La controverse a démarré à propos de plusieurs tweets envoyés par Broderick, tweets qui étaient très critiques d’Israël et de la politique étrangère des États-Unis, y compris avec un soutien du mouvement de Boycott, désinvestissement et sanctions contre Israël. Broderick a rejeté les accusations formulées par les responsables consulaires israéliens selon lesquelles ses critiques d’Israël sur les réseaux sociaux constituaient de l’antisémitisme. « Une critique d’Israël et de l’idéologie politique du sionisme ne constitue pas du sectarisme [antisémite], pas plus qu’une critique de l’Iran, qui s’appelle une république islamique, ne constitue une attaque islamophobe », a dit Broderick. « Les États ne sont pas des religions, et les États ne sont pas des peuples ».

Broderick s’est attendue à un examen de certains de ses enseignements, car Israël est toujours une question brûlante aux États-Unis. Ce à quoi elle ne s’attendait pas était le degré auquel enflerait la campagne de dénigrement contre elle, jusqu’à, et y compris, des interventions de responsables de deux gouvernements.

Dans une déclaration à The Intercept, Sultan-Dadon a confirmé le rendez-vous avec le doyen de la faculté des arts et sciences de l’UNC à propos de Broderick. Bien que Sultan-Dadon ait refusé de commenter les détails de la discussion, elle a réitéré son opinion que Broderick était antisémite et inapte à enseigner un cours sur l’histoire du conflit israélo-palestinien.

« En ce qui concerne la question du cours « Le conflit Israël/Palestine » à l’UNC Chapel Hill enseigné par la doctorante Mme Broderick, j’ai en effet des inquiétudes importantes à propos de déclarations publiques qui ont été faites par Mme Broderick sur ce sujet, dont certaines ne sont pas seulement lourdement biaisées, mais tombent clairement dans ce qui est défini comme antisémite par la définition de travail de l’antisémitisme de l’IHRA », a déclaré Sultan-Dadon, se référant à la définition fortement contestée de l’antisémitisme de l’Alliance internationale pour la mémoire de l’Holocauste.

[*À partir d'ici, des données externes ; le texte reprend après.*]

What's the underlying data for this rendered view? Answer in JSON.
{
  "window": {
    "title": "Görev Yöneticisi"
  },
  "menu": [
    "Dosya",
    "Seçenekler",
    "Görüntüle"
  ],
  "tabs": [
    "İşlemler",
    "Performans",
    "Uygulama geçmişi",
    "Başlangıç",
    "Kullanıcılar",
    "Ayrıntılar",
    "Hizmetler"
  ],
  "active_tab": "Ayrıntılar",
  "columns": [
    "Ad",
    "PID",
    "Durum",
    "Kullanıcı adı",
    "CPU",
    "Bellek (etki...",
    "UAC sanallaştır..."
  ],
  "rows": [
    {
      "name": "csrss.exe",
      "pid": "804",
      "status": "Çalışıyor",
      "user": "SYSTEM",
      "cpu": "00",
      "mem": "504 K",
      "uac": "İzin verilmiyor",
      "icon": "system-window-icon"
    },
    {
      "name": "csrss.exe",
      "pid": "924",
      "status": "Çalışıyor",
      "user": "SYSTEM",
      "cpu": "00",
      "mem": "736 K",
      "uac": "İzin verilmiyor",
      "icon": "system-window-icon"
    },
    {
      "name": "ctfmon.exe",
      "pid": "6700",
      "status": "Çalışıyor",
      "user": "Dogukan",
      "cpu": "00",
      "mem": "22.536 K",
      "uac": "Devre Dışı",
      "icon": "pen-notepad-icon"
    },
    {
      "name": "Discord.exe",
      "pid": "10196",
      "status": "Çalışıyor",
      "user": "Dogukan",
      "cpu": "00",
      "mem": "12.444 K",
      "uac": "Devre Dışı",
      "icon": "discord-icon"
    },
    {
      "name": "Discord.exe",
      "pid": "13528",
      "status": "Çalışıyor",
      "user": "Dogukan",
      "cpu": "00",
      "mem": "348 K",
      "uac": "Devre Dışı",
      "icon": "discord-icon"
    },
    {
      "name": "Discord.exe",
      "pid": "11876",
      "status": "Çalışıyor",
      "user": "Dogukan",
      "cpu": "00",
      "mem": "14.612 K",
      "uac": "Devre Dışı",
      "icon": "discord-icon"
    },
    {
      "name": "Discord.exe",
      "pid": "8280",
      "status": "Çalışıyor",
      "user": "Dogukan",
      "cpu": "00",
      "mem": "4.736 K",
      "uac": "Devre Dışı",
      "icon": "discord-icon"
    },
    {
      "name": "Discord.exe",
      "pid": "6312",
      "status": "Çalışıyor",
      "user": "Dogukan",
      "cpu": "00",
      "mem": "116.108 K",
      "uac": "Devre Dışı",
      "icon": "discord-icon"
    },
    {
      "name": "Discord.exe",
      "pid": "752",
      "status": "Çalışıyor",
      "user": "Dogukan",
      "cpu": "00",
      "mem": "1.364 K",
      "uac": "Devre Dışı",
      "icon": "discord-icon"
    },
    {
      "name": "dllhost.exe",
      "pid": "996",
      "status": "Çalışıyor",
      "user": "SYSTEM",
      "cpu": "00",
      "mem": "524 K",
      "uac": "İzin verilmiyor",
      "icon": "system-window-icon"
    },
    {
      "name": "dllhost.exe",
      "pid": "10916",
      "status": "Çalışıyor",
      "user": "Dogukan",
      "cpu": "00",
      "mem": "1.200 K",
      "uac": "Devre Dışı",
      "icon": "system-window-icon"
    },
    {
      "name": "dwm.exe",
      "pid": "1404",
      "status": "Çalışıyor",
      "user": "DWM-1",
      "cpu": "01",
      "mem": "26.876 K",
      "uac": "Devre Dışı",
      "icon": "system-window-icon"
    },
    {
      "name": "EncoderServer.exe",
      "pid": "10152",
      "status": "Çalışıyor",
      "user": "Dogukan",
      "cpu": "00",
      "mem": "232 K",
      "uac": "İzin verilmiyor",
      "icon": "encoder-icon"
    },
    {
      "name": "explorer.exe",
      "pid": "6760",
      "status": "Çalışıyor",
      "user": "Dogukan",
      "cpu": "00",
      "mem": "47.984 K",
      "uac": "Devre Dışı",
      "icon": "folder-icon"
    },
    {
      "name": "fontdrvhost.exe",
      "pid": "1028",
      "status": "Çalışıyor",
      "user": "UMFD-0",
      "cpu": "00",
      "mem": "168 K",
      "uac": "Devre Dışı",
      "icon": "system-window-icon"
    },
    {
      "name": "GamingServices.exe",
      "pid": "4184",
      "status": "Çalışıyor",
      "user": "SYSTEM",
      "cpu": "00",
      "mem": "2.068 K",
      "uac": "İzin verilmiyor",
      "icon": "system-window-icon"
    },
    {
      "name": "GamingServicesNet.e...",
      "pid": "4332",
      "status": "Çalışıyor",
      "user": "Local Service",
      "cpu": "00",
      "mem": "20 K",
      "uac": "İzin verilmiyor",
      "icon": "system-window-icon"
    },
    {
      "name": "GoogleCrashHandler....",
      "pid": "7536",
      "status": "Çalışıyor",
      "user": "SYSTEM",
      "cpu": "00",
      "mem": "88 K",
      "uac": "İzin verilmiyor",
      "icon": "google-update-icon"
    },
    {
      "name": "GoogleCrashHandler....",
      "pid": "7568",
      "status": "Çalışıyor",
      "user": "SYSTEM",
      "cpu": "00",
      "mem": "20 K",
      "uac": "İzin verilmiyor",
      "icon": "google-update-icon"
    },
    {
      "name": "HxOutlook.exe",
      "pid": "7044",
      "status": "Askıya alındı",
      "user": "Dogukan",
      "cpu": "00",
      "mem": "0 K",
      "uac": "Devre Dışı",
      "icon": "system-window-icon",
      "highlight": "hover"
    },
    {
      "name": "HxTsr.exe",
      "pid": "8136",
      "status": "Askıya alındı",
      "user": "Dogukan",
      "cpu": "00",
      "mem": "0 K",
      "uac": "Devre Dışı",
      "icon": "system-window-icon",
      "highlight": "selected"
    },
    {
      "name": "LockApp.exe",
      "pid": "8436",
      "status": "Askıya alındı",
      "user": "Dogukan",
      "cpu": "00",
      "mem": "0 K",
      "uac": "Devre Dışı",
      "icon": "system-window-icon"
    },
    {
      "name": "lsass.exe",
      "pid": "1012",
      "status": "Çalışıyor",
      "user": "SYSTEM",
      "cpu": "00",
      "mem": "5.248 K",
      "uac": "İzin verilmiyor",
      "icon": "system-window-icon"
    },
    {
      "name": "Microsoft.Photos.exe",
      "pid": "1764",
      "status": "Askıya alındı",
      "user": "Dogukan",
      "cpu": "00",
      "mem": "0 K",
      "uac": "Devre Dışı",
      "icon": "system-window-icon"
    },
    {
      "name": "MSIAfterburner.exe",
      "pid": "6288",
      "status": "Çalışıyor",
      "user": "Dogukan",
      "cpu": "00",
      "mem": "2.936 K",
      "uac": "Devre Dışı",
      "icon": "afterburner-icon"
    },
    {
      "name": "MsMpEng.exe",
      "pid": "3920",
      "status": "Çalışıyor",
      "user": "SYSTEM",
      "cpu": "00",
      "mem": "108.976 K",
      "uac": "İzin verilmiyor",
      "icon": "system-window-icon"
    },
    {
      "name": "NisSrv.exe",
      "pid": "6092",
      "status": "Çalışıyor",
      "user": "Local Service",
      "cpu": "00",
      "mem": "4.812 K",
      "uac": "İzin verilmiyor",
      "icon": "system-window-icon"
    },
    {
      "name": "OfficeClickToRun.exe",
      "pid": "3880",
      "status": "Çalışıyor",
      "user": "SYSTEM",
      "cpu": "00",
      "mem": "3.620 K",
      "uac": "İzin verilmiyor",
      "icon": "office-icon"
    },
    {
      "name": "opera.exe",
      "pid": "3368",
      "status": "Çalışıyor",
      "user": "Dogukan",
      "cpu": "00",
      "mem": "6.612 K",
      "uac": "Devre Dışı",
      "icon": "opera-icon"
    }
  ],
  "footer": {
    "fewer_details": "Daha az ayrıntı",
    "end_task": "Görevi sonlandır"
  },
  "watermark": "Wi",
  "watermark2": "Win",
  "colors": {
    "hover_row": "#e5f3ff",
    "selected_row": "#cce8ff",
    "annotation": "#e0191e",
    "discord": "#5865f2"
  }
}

La consule générale a poursuivi : « Je pense que cela devrait inquiéter quiconque se dresse contre l’antisémitisme et pour la liberté académique, qu’un individu qui n’a pas seulement fait des déclarations publiques antisémites en référence à Israël et au conflit israélo-palestinien, mais aussi a déclaré publiquement qu’elle ne croit pas qu’il y ait deux côtés dans ce conflit et qu’elle ne veut pas enseigner à ses étudiants les deux côtés, soit l’enseignante choisie pour un cours sur ‘Le conflit Israël/Palestine’ ».

Le bureau de Manning au Congrès n’a pas répondu à notre requête de commenter les réunions avec les responsables de l’UNC. Le site web de Manning est bref sur ses positions de politique étrangère, mais dit que le soutien à Israël est une question clé pour cette membre du Congrès des États-Unis.

Le bureau du doyen et l’UNC ont refusé de commenter la réunion avec les responsables. Cependant, les responsables de l’UNC semblent tenir bon malgré la forte pression extérieure à propos de l’enseignement du cours par Broderick. Un email du bureau du chancelier en août, que des groupes pro-Israël ont fait circuler en ligne, indiquait que le cours continuerait comme prévu et Broderick a depuis commencé à enseigner sans controverse ni plainte des étudiants.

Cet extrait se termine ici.